Zager R A
Fred Hutchinson Cancer Research Center, Seattle, Washington, USA.
Kidney Int. 1995 May;47(5):1336-45. doi: 10.1038/ki.1995.189.
Following experimental rhabdomyolysis, animals become resistant to heme protein-induced acute renal failure (ARF). The goals of this study were to: (a) ascertain whether this resistance, previously documented only in vivo, is expressed directly at the proximal tubular cell level; (b) determine whether heme proteinuria (vs. other consequences of rhabdomyolysis) is its trigger; and (c) ascertain some of its subcellular determinants. Rats were injected with a borderline toxic dose of glycerol and 24 hours later proximal tubular segments (PTS) were isolated for study. Their vulnerability to diverse forms of injury (FeSO4-induced oxidant stress, hypoxia, Ca2+ ionophore, cytochalasin D, PLA2) was compared to that found in normal PTS. Post-glycerol PTS manifested significant resistance to each insult (decreased lactate dehydrogenase +/- N-acetyl-beta-D-glucosaminidase release). Protection against FeSO4 was virtually complete and it was associated with a 50% decrease in membrane lipid peroxidation. No decrease in hydroxyl radical generation was noted during the FeSO4 challenge (salicylate trap assessment), suggesting a primary increase in membrane resistance to attack. That PLA2 addition caused less deacylation, plasma membrane enzyme (alanine aminopeptidase) release, and LDH leakage from post-glycerol versus normal tubules supported this hypothesis. To test whether cytoresistance was specifically triggered by heme proteins (vs. being a non-specific filtered protein effect, or a result of endotoxin cascade activation), rats were injected with purified myoglobin, non-heme containing filterable proteins, or endotoxin. Only myoglobin induced cytoresistance. In vivo heme oxygenase inhibition (tin-protoporphyrin) did not block the emergence of cytoresistance and it was expressed despite Na,K-ATPase inhibition (ouabain) or cytoskeletal disruption (cytochalasin D). In vivo heat shock failed to protect. In conclusion, (1) rhabdomyolysis induces broad based proximal tubular cytoresistance; (2) heme proteinuria is its trigger; and (3) it is most easily explained by a primary increase in plasma membrane resistance to attack.

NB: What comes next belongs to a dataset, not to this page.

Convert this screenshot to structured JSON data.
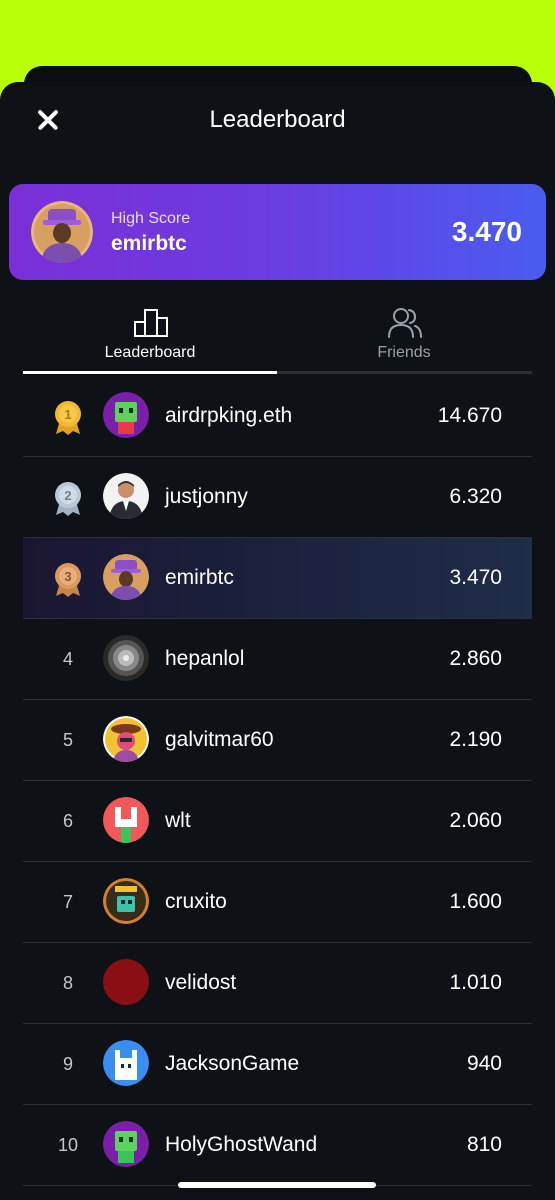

实验性横纹肌溶解后,动物对血红素蛋白诱导的急性肾衰竭(ARF)产生抗性。本研究的目的是:(a)确定这种先前仅在体内记录的抗性是否在近端肾小管细胞水平直接表现出来;(b)确定血红素蛋白尿(相对于横纹肌溶解的其他后果)是否为其触发因素;(c)确定其一些亚细胞决定因素。给大鼠注射临界毒性剂量的甘油,24小时后分离近端肾小管节段(PTS)进行研究。将它们对多种损伤形式(硫酸亚铁诱导的氧化应激、缺氧、钙离子载体、细胞松弛素D、磷脂酶A2)的易感性与正常PTS中的情况进行比较。甘油处理后的PTS对每种损伤均表现出显著抗性(乳酸脱氢酶+/- N-乙酰-β-D-氨基葡萄糖苷酶释放减少)。对硫酸亚铁的保护几乎是完全的,并且与膜脂质过氧化减少50%相关。在硫酸亚铁攻击期间(水杨酸盐捕获评估)未观察到羟基自由基生成减少,这表明膜对攻击的抗性主要增加。与正常肾小管相比,添加磷脂酶A2后,甘油处理后的肾小管脱酰作用、质膜酶(丙氨酸氨肽酶)释放和乳酸脱氢酶泄漏较少,支持了这一假设。为了测试细胞抗性是否由血红素蛋白特异性触发(相对于非特异性滤过蛋白效应或内毒素级联激活的结果),给大鼠注射纯化的肌红蛋白、不含血红素的可滤过蛋白或内毒素。只有肌红蛋白诱导细胞抗性。体内血红素加氧酶抑制(锡原卟啉)并未阻止细胞抗性的出现,并且尽管存在钠钾ATP酶抑制(哇巴因)或细胞骨架破坏(细胞松弛素D),细胞抗性仍表现出来。体内热休克未能起到保护作用。总之,(1)横纹肌溶解诱导广泛的近端肾小管细胞抗性;(2)血红素蛋白尿是其触发因素;(3)最容易用质膜对攻击的抗性主要增加来解释。